I tried to work this out algebraically starting from the definition of a real matrix being positive definite $x^{T}Ax > 0$ for every $x \in \mathbb{K}^{n}$ but this got me stuck in the sense that I couldn't really utilize the given precondition. I would appreciate some hints.
As mentioned, if a matrix is strictly diagonally dominant, then it is invertible: see here.
Lemma.
Proof.
Let $D = \operatorname{diag}(a_{11}, \ldots, a_{nn})$. For $t\in [0,1]$ consider the path $M(t) = (1-t)(D+I) + tA$.
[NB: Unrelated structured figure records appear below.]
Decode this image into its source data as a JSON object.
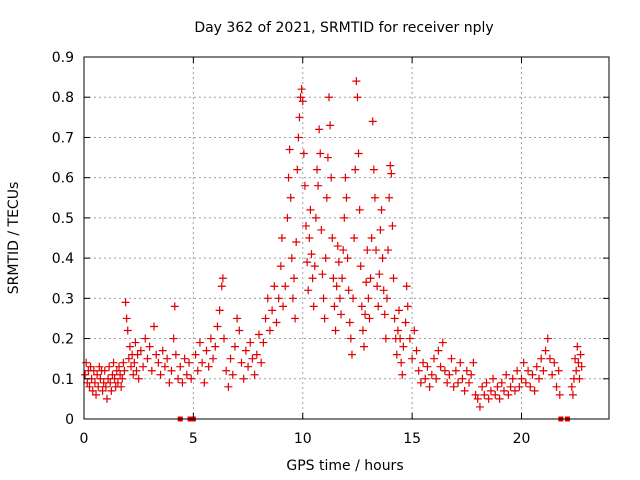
{
  "chart_data": {
    "type": "scatter",
    "title": "Day 362 of 2021, SRMTID for receiver nply",
    "xlabel": "GPS time / hours",
    "ylabel": "SRMTID / TECUs",
    "xlim": [
      0,
      24
    ],
    "ylim": [
      0,
      0.9
    ],
    "xticks": [
      0,
      5,
      10,
      15,
      20
    ],
    "xtick_labels": [
      "0",
      "5",
      "10",
      "15",
      "20"
    ],
    "yticks": [
      0,
      0.1,
      0.2,
      0.3,
      0.4,
      0.5,
      0.6,
      0.7,
      0.8,
      0.9
    ],
    "ytick_labels": [
      "0",
      "0.1",
      "0.2",
      "0.3",
      "0.4",
      "0.5",
      "0.6",
      "0.7",
      "0.8",
      "0.9"
    ],
    "grid": true,
    "marker": "+",
    "color": "#e00000",
    "series": [
      {
        "name": "SRMTID",
        "points": [
          [
            0.05,
            0.11
          ],
          [
            0.1,
            0.14
          ],
          [
            0.15,
            0.09
          ],
          [
            0.2,
            0.12
          ],
          [
            0.25,
            0.08
          ],
          [
            0.3,
            0.13
          ],
          [
            0.35,
            0.1
          ],
          [
            0.4,
            0.07
          ],
          [
            0.45,
            0.12
          ],
          [
            0.5,
            0.09
          ],
          [
            0.55,
            0.06
          ],
          [
            0.6,
            0.11
          ],
          [
            0.65,
            0.08
          ],
          [
            0.7,
            0.13
          ],
          [
            0.75,
            0.1
          ],
          [
            0.8,
            0.12
          ],
          [
            0.85,
            0.07
          ],
          [
            0.9,
            0.09
          ],
          [
            0.95,
            0.12
          ],
          [
            1.0,
            0.08
          ],
          [
            1.05,
            0.05
          ],
          [
            1.1,
            0.1
          ],
          [
            1.15,
            0.13
          ],
          [
            1.2,
            0.09
          ],
          [
            1.25,
            0.07
          ],
          [
            1.3,
            0.11
          ],
          [
            1.35,
            0.14
          ],
          [
            1.4,
            0.1
          ],
          [
            1.45,
            0.08
          ],
          [
            1.5,
            0.12
          ],
          [
            1.55,
            0.09
          ],
          [
            1.6,
            0.13
          ],
          [
            1.65,
            0.11
          ],
          [
            1.7,
            0.08
          ],
          [
            1.75,
            0.1
          ],
          [
            1.8,
            0.14
          ],
          [
            1.85,
            0.12
          ],
          [
            1.9,
            0.29
          ],
          [
            1.95,
            0.25
          ],
          [
            2.0,
            0.22
          ],
          [
            2.05,
            0.15
          ],
          [
            2.1,
            0.18
          ],
          [
            2.15,
            0.13
          ],
          [
            2.2,
            0.16
          ],
          [
            2.25,
            0.11
          ],
          [
            2.3,
            0.14
          ],
          [
            2.35,
            0.19
          ],
          [
            2.4,
            0.12
          ],
          [
            2.45,
            0.16
          ],
          [
            2.5,
            0.1
          ],
          [
            2.6,
            0.17
          ],
          [
            2.7,
            0.13
          ],
          [
            2.8,
            0.2
          ],
          [
            2.9,
            0.15
          ],
          [
            3.0,
            0.18
          ],
          [
            3.1,
            0.12
          ],
          [
            3.2,
            0.23
          ],
          [
            3.3,
            0.16
          ],
          [
            3.4,
            0.14
          ],
          [
            3.5,
            0.11
          ],
          [
            3.6,
            0.17
          ],
          [
            3.7,
            0.13
          ],
          [
            3.8,
            0.15
          ],
          [
            3.9,
            0.09
          ],
          [
            4.0,
            0.12
          ],
          [
            4.1,
            0.2
          ],
          [
            4.15,
            0.28
          ],
          [
            4.2,
            0.16
          ],
          [
            4.3,
            0.1
          ],
          [
            4.4,
            0.13
          ],
          [
            4.5,
            0.09
          ],
          [
            4.6,
            0.15
          ],
          [
            4.7,
            0.11
          ],
          [
            4.8,
            0.14
          ],
          [
            4.9,
            0.1
          ],
          [
            5.1,
            0.16
          ],
          [
            5.2,
            0.12
          ],
          [
            5.3,
            0.19
          ],
          [
            5.4,
            0.14
          ],
          [
            5.5,
            0.09
          ],
          [
            5.6,
            0.17
          ],
          [
            5.7,
            0.13
          ],
          [
            5.8,
            0.2
          ],
          [
            5.9,
            0.15
          ],
          [
            6.0,
            0.18
          ],
          [
            6.1,
            0.23
          ],
          [
            6.2,
            0.27
          ],
          [
            6.3,
            0.33
          ],
          [
            6.35,
            0.35
          ],
          [
            6.4,
            0.2
          ],
          [
            6.5,
            0.12
          ],
          [
            6.6,
            0.08
          ],
          [
            6.7,
            0.15
          ],
          [
            6.8,
            0.11
          ],
          [
            6.9,
            0.18
          ],
          [
            7.0,
            0.25
          ],
          [
            7.1,
            0.22
          ],
          [
            7.2,
            0.14
          ],
          [
            7.3,
            0.1
          ],
          [
            7.4,
            0.17
          ],
          [
            7.5,
            0.13
          ],
          [
            7.6,
            0.19
          ],
          [
            7.7,
            0.15
          ],
          [
            7.8,
            0.11
          ],
          [
            7.9,
            0.16
          ],
          [
            8.0,
            0.21
          ],
          [
            8.1,
            0.14
          ],
          [
            8.2,
            0.19
          ],
          [
            8.3,
            0.25
          ],
          [
            8.4,
            0.3
          ],
          [
            8.5,
            0.22
          ],
          [
            8.6,
            0.27
          ],
          [
            8.7,
            0.33
          ],
          [
            8.8,
            0.24
          ],
          [
            8.9,
            0.3
          ],
          [
            9.0,
            0.38
          ],
          [
            9.05,
            0.45
          ],
          [
            9.1,
            0.28
          ],
          [
            9.2,
            0.33
          ],
          [
            9.3,
            0.5
          ],
          [
            9.35,
            0.6
          ],
          [
            9.4,
            0.67
          ],
          [
            9.45,
            0.55
          ],
          [
            9.5,
            0.4
          ],
          [
            9.55,
            0.3
          ],
          [
            9.6,
            0.35
          ],
          [
            9.65,
            0.25
          ],
          [
            9.7,
            0.44
          ],
          [
            9.75,
            0.62
          ],
          [
            9.8,
            0.7
          ],
          [
            9.85,
            0.75
          ],
          [
            9.9,
            0.8
          ],
          [
            9.95,
            0.82
          ],
          [
            10.0,
            0.79
          ],
          [
            10.05,
            0.66
          ],
          [
            10.1,
            0.58
          ],
          [
            10.15,
            0.48
          ],
          [
            10.2,
            0.39
          ],
          [
            10.25,
            0.32
          ],
          [
            10.3,
            0.45
          ],
          [
            10.35,
            0.52
          ],
          [
            10.4,
            0.41
          ],
          [
            10.45,
            0.35
          ],
          [
            10.5,
            0.28
          ],
          [
            10.55,
            0.38
          ],
          [
            10.6,
            0.5
          ],
          [
            10.65,
            0.62
          ],
          [
            10.7,
            0.58
          ],
          [
            10.75,
            0.72
          ],
          [
            10.8,
            0.66
          ],
          [
            10.85,
            0.47
          ],
          [
            10.9,
            0.36
          ],
          [
            10.95,
            0.3
          ],
          [
            11.0,
            0.25
          ],
          [
            11.05,
            0.4
          ],
          [
            11.1,
            0.55
          ],
          [
            11.15,
            0.65
          ],
          [
            11.2,
            0.8
          ],
          [
            11.25,
            0.73
          ],
          [
            11.3,
            0.6
          ],
          [
            11.35,
            0.45
          ],
          [
            11.4,
            0.35
          ],
          [
            11.45,
            0.28
          ],
          [
            11.5,
            0.22
          ],
          [
            11.55,
            0.33
          ],
          [
            11.6,
            0.43
          ],
          [
            11.65,
            0.39
          ],
          [
            11.7,
            0.3
          ],
          [
            11.75,
            0.26
          ],
          [
            11.8,
            0.35
          ],
          [
            11.85,
            0.42
          ],
          [
            11.9,
            0.5
          ],
          [
            11.95,
            0.6
          ],
          [
            12.0,
            0.55
          ],
          [
            12.05,
            0.4
          ],
          [
            12.1,
            0.32
          ],
          [
            12.15,
            0.24
          ],
          [
            12.2,
            0.2
          ],
          [
            12.25,
            0.16
          ],
          [
            12.3,
            0.3
          ],
          [
            12.35,
            0.45
          ],
          [
            12.4,
            0.62
          ],
          [
            12.45,
            0.84
          ],
          [
            12.5,
            0.8
          ],
          [
            12.55,
            0.66
          ],
          [
            12.6,
            0.52
          ],
          [
            12.65,
            0.38
          ],
          [
            12.7,
            0.28
          ],
          [
            12.75,
            0.22
          ],
          [
            12.8,
            0.18
          ],
          [
            12.85,
            0.26
          ],
          [
            12.9,
            0.34
          ],
          [
            12.95,
            0.42
          ],
          [
            13.0,
            0.3
          ],
          [
            13.05,
            0.25
          ],
          [
            13.1,
            0.35
          ],
          [
            13.15,
            0.45
          ],
          [
            13.2,
            0.74
          ],
          [
            13.25,
            0.62
          ],
          [
            13.3,
            0.55
          ],
          [
            13.35,
            0.42
          ],
          [
            13.4,
            0.33
          ],
          [
            13.45,
            0.28
          ],
          [
            13.5,
            0.36
          ],
          [
            13.55,
            0.47
          ],
          [
            13.6,
            0.52
          ],
          [
            13.65,
            0.4
          ],
          [
            13.7,
            0.32
          ],
          [
            13.75,
            0.26
          ],
          [
            13.8,
            0.2
          ],
          [
            13.85,
            0.3
          ],
          [
            13.9,
            0.42
          ],
          [
            13.95,
            0.55
          ],
          [
            14.0,
            0.63
          ],
          [
            14.05,
            0.61
          ],
          [
            14.1,
            0.48
          ],
          [
            14.15,
            0.35
          ],
          [
            14.2,
            0.25
          ],
          [
            14.25,
            0.2
          ],
          [
            14.3,
            0.16
          ],
          [
            14.35,
            0.22
          ],
          [
            14.4,
            0.27
          ],
          [
            14.45,
            0.2
          ],
          [
            14.5,
            0.14
          ],
          [
            14.55,
            0.11
          ],
          [
            14.6,
            0.18
          ],
          [
            14.7,
            0.24
          ],
          [
            14.75,
            0.33
          ],
          [
            14.8,
            0.28
          ],
          [
            14.9,
            0.2
          ],
          [
            15.0,
            0.15
          ],
          [
            15.1,
            0.22
          ],
          [
            15.2,
            0.17
          ],
          [
            15.3,
            0.12
          ],
          [
            15.4,
            0.09
          ],
          [
            15.5,
            0.14
          ],
          [
            15.6,
            0.1
          ],
          [
            15.7,
            0.13
          ],
          [
            15.8,
            0.08
          ],
          [
            15.9,
            0.11
          ],
          [
            16.0,
            0.15
          ],
          [
            16.1,
            0.1
          ],
          [
            16.2,
            0.17
          ],
          [
            16.3,
            0.13
          ],
          [
            16.4,
            0.19
          ],
          [
            16.5,
            0.12
          ],
          [
            16.6,
            0.09
          ],
          [
            16.7,
            0.11
          ],
          [
            16.8,
            0.15
          ],
          [
            16.9,
            0.08
          ],
          [
            17.0,
            0.12
          ],
          [
            17.1,
            0.09
          ],
          [
            17.2,
            0.14
          ],
          [
            17.3,
            0.1
          ],
          [
            17.4,
            0.07
          ],
          [
            17.5,
            0.12
          ],
          [
            17.6,
            0.09
          ],
          [
            17.7,
            0.11
          ],
          [
            17.8,
            0.14
          ],
          [
            17.9,
            0.06
          ],
          [
            18.0,
            0.05
          ],
          [
            18.1,
            0.03
          ],
          [
            18.2,
            0.08
          ],
          [
            18.3,
            0.06
          ],
          [
            18.4,
            0.09
          ],
          [
            18.5,
            0.05
          ],
          [
            18.6,
            0.07
          ],
          [
            18.7,
            0.1
          ],
          [
            18.8,
            0.06
          ],
          [
            18.9,
            0.08
          ],
          [
            19.0,
            0.05
          ],
          [
            19.1,
            0.09
          ],
          [
            19.2,
            0.07
          ],
          [
            19.3,
            0.11
          ],
          [
            19.4,
            0.06
          ],
          [
            19.5,
            0.08
          ],
          [
            19.6,
            0.1
          ],
          [
            19.7,
            0.07
          ],
          [
            19.8,
            0.12
          ],
          [
            19.9,
            0.08
          ],
          [
            20.0,
            0.1
          ],
          [
            20.1,
            0.14
          ],
          [
            20.2,
            0.09
          ],
          [
            20.3,
            0.12
          ],
          [
            20.4,
            0.08
          ],
          [
            20.5,
            0.11
          ],
          [
            20.6,
            0.07
          ],
          [
            20.7,
            0.13
          ],
          [
            20.8,
            0.1
          ],
          [
            20.9,
            0.15
          ],
          [
            21.0,
            0.12
          ],
          [
            21.1,
            0.17
          ],
          [
            21.2,
            0.2
          ],
          [
            21.3,
            0.15
          ],
          [
            21.4,
            0.11
          ],
          [
            21.5,
            0.14
          ],
          [
            21.6,
            0.08
          ],
          [
            21.7,
            0.12
          ],
          [
            21.75,
            0.06
          ],
          [
            22.3,
            0.08
          ],
          [
            22.35,
            0.06
          ],
          [
            22.4,
            0.1
          ],
          [
            22.45,
            0.15
          ],
          [
            22.5,
            0.12
          ],
          [
            22.55,
            0.18
          ],
          [
            22.6,
            0.14
          ],
          [
            22.65,
            0.1
          ],
          [
            22.7,
            0.16
          ],
          [
            22.75,
            0.13
          ]
        ]
      }
    ],
    "zero_markers_x": [
      4.4,
      4.85,
      5.0,
      21.8,
      22.1
    ]
  }
}
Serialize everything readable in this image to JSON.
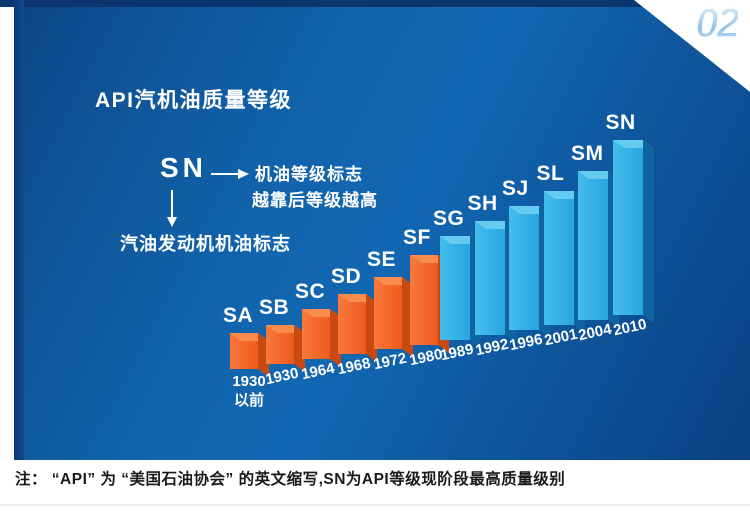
{
  "badge": {
    "number": "02"
  },
  "title": "API汽机油质量等级",
  "annotation": {
    "grade_example": "SN",
    "right_label_line1": "机油等级标志",
    "right_label_line2": "越靠后等级越高",
    "bottom_label": "汽油发动机机油标志"
  },
  "footnote": "注： “API” 为 “美国石油协会” 的英文缩写,SN为API等级现阶段最高质量级别",
  "colors": {
    "panel_blue": "#1164ad",
    "panel_dark_edge": "#0a356e",
    "orange_front": "#ee5a1f",
    "orange_front_light": "#f8793a",
    "orange_top": "#f78c4c",
    "orange_side": "#c84a12",
    "blue_front": "#29a6e0",
    "blue_front_light": "#45bceb",
    "blue_top": "#66cbf1",
    "blue_side": "#10649f",
    "label_text": "#ffffff",
    "footnote_text": "#1a1a1a",
    "badge_blue": "#9ec9ea"
  },
  "chart_data": {
    "type": "bar",
    "title": "API汽机油质量等级",
    "categories": [
      "SA",
      "SB",
      "SC",
      "SD",
      "SE",
      "SF",
      "SG",
      "SH",
      "SJ",
      "SL",
      "SM",
      "SN"
    ],
    "x_labels": [
      "1930\n以前",
      "1930",
      "1964",
      "1968",
      "1972",
      "1980",
      "1989",
      "1992",
      "1996",
      "2001",
      "2004",
      "2010"
    ],
    "values": [
      36,
      39,
      50,
      60,
      72,
      90,
      104,
      114,
      124,
      134,
      149,
      175
    ],
    "note": "3D 阶梯柱形图：柱高为相对示意（图中无数值坐标轴），等级越新柱越高",
    "groups": [
      {
        "color_key": "orange",
        "categories": [
          "SA",
          "SB",
          "SC",
          "SD",
          "SE",
          "SF"
        ]
      },
      {
        "color_key": "blue",
        "categories": [
          "SG",
          "SH",
          "SJ",
          "SL",
          "SM",
          "SN"
        ]
      }
    ],
    "legend": "none",
    "grid": false
  }
}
Note that $M(t)$ is strictly diagonally dominant for $t < 1$:
$$\sum_{j\ne i} t|a_{ij}| \le ta_{ii} < a_{ii} + (1-t) = (1-t)a_{ii} + ta_{ii}$$
In particular, $\det M(t) \ne 0$ for all $t \in[0,1\rangle$. Since $\det (D + I) = \prod_{i=1}^n(a_{ii}+1) > 0$, by continuity of the determinant it must be $\det A = \det M(1) \ge 0$.
Now with your assumptions, notice that every principal minor of your matrix $A$ is a symmetric diagonally dominant matrix with nonnegative diagonal entries, so by the lemma it has determinant $\ge 0$. Sylvester's criterion implies that $A$ is positive semidefinite.
Furthermore, $A$ is strictly diagonally dominant so it is also invertible.
Positive semidefinite matrix which is invertible is in fact positive definite:
To see this, let $A^{1/2}$ be the unique positive semidefinite square root of $A$. If $A$ is invertible, then so is $A^{1/2}$ because $\det A = (\det A^{1/2})^2$.
We have $\langle Ax,x\rangle = \langle A^{1/2}x, A^{1/2}x\rangle = \|A^{1/2}x\|^2$.
Thus if $\langle Ax,x\rangle = 0$ then $A^{1/2}x = 0$ so $x = 0$. Therefore, $A$ is positive definite.